I was lucky enough to see not only the 7 condors in captivity, but also see three wild condors in the surrounding area. They are absolutely magnificent birds; an adult male flew ride over our heads and it was the perfect chance to appreciate just how big they are (their wingspan can reach up to 10 feet!). With only about 50 condors left in the wild in Ecuador, now is the time to act. Please ask if you would like to learn more about the condor project at Zuleta. Zuleta also have a project researching spectacle bears and there is a feeding platform and camera up above the condor house. They have known about sixteen different bears to be in the area, although only three have been seen more recently.
In the afternoon we had a super ride through the Zuleta valley, passing through the community and seeing rural life at its best. Pigs and cows are tethered close to the house and children come out to wave at the horses. The mountain views are magnificent, the green valleys giving way to towering peaks and the awesome Cayambe Volcano beyond.
The next day I get up early and ride with Felipe to the horses’ pasture. We round up the herd and usher them the 5km back to the hacienda. By 8am we are definitely ready for breakfast!
Today we ride through neighbouring villages and stop for a picnic lunch on the banks of a stream. My mount today belongs to Fernando (an owner of Hacienda Zuleta), he is called Valentin and is a loveable rogue, forward going and just a little bit cheeky! Returning to the hacienda by a different route we climb up from the valley floor, descend the other side and have some lovely canters along the grass verges.
You are welcome to fill up your days with horses, but when you are not riding there is plenty to do at Hacienda Zuleta. You can take a tour of the cheese factory, hike one of the numerous walking trails, take a carriage ride or visit the embroidery shops in the village.

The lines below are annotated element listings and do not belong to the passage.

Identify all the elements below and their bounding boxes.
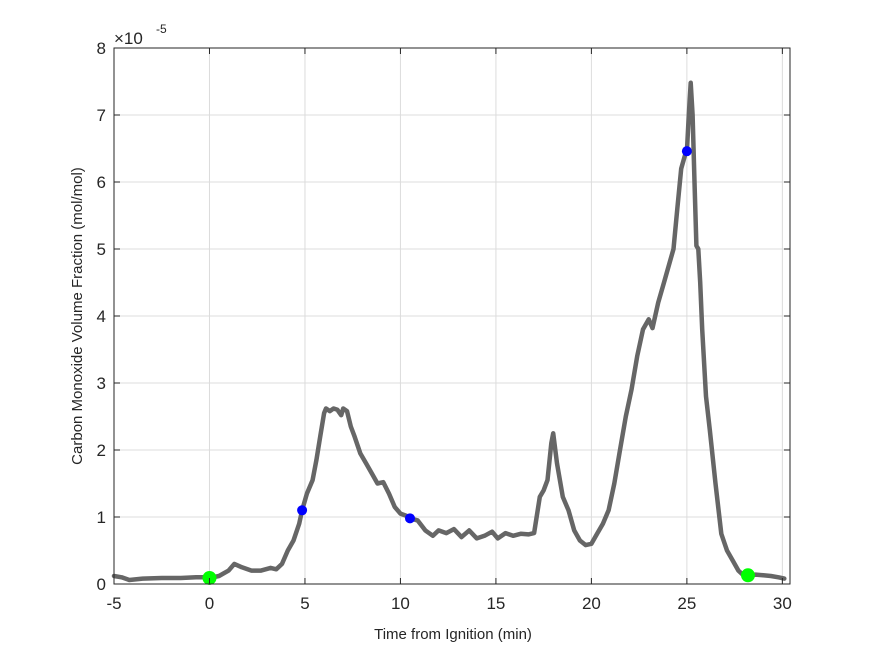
highlight-markers [202, 146, 755, 585]
x-tick-label: 20 [582, 594, 601, 613]
y-exponent-power: -5 [156, 22, 167, 36]
x-tick-label: 30 [773, 594, 792, 613]
co-line-series [111, 80, 787, 583]
data-series [111, 80, 787, 583]
y-tick-label: 1 [97, 508, 106, 527]
axis-ticks [113, 47, 790, 585]
y-tick-label: 3 [97, 374, 106, 393]
y-tick-labels: 0 1 2 3 4 5 6 7 8 [97, 39, 106, 594]
x-tick-label: 0 [205, 594, 214, 613]
y-tick-label: 0 [97, 575, 106, 594]
y-tick-label: 2 [97, 441, 106, 460]
x-axis-label: Time from Ignition (min) [374, 626, 532, 643]
x-tick-label: 10 [391, 594, 410, 613]
marker-start [202, 570, 217, 585]
y-tick-label: 5 [97, 240, 106, 259]
y-tick-label: 8 [97, 39, 106, 58]
x-tick-label: -5 [106, 594, 121, 613]
y-axis-label: Carbon Monoxide Volume Fraction (mol/mol… [69, 167, 86, 465]
marker-marker-3 [681, 146, 692, 157]
y-tick-label: 6 [97, 173, 106, 192]
plot-area [111, 47, 791, 585]
marker-marker-2 [404, 513, 415, 524]
y-tick-label: 7 [97, 106, 106, 125]
x-tick-label: 15 [486, 594, 505, 613]
marker-marker-1 [297, 505, 308, 516]
y-tick-label: 4 [97, 307, 106, 326]
x-tick-label: 5 [300, 594, 309, 613]
y-exponent-multiplier: ×10 -5 [114, 22, 167, 48]
y-exponent-base: ×10 [114, 29, 143, 48]
x-tick-labels: -5 0 5 10 15 20 25 30 [106, 594, 791, 613]
x-tick-label: 25 [677, 594, 696, 613]
marker-end [740, 568, 755, 583]
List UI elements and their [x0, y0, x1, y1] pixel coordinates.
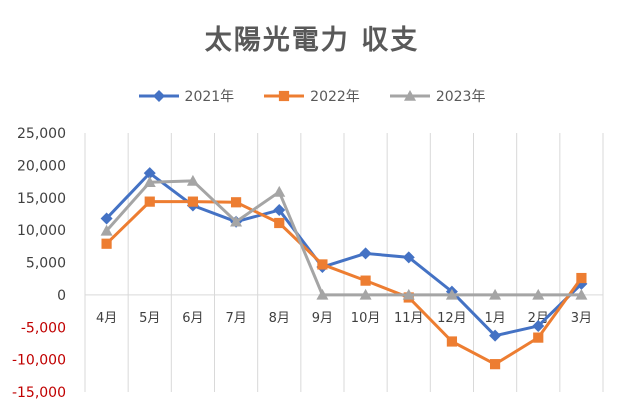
data-point	[576, 273, 586, 283]
x-tick-label: 4月	[96, 311, 117, 326]
y-tick-label: 20,000	[17, 158, 66, 174]
data-point	[188, 197, 198, 207]
data-point	[490, 359, 500, 369]
data-point	[360, 247, 372, 259]
data-point	[317, 259, 327, 269]
data-point	[101, 239, 111, 249]
y-tick-label: 15,000	[17, 191, 66, 207]
data-point	[360, 276, 370, 286]
x-tick-label: 8月	[269, 311, 290, 326]
data-point	[533, 333, 543, 343]
x-tick-label: 12月	[437, 311, 467, 326]
y-tick-label: -5,000	[21, 320, 66, 336]
x-tick-label: 1月	[484, 311, 505, 326]
x-tick-label: 3月	[571, 311, 592, 326]
data-point	[447, 336, 457, 346]
data-point	[145, 197, 155, 207]
y-tick-label: -10,000	[12, 353, 66, 369]
x-tick-label: 11月	[394, 311, 424, 326]
y-tick-label: -15,000	[12, 385, 66, 401]
y-tick-label: 5,000	[26, 256, 66, 272]
data-point	[231, 197, 241, 207]
x-tick-label: 9月	[312, 311, 333, 326]
x-tick-label: 10月	[351, 311, 381, 326]
x-tick-label: 6月	[182, 311, 203, 326]
y-tick-label: 0	[57, 288, 66, 304]
data-point	[274, 218, 284, 228]
data-point	[273, 186, 285, 197]
y-tick-label: 25,000	[17, 126, 66, 142]
x-tick-label: 7月	[225, 311, 246, 326]
y-tick-label: 10,000	[17, 223, 66, 239]
x-tick-label: 5月	[139, 311, 160, 326]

At dinner I meet an American guest who is on her sixth visit. Her favourite horse is waiting for her each time she comes, as is Jose her favourite guide. Sometimes she visits with a group of friends and sometimes she comes alone. She loves to stay here she tells me, it is like visiting family. I have been keen to see Ecuador for some years now and now I have been lucky enough to visit. I had expectations of dramatic mountain scenery, a strong horse culture, wide open spaces, untouched landscapes and fantastic riding. Did it live up to my expectations? Without a doubt.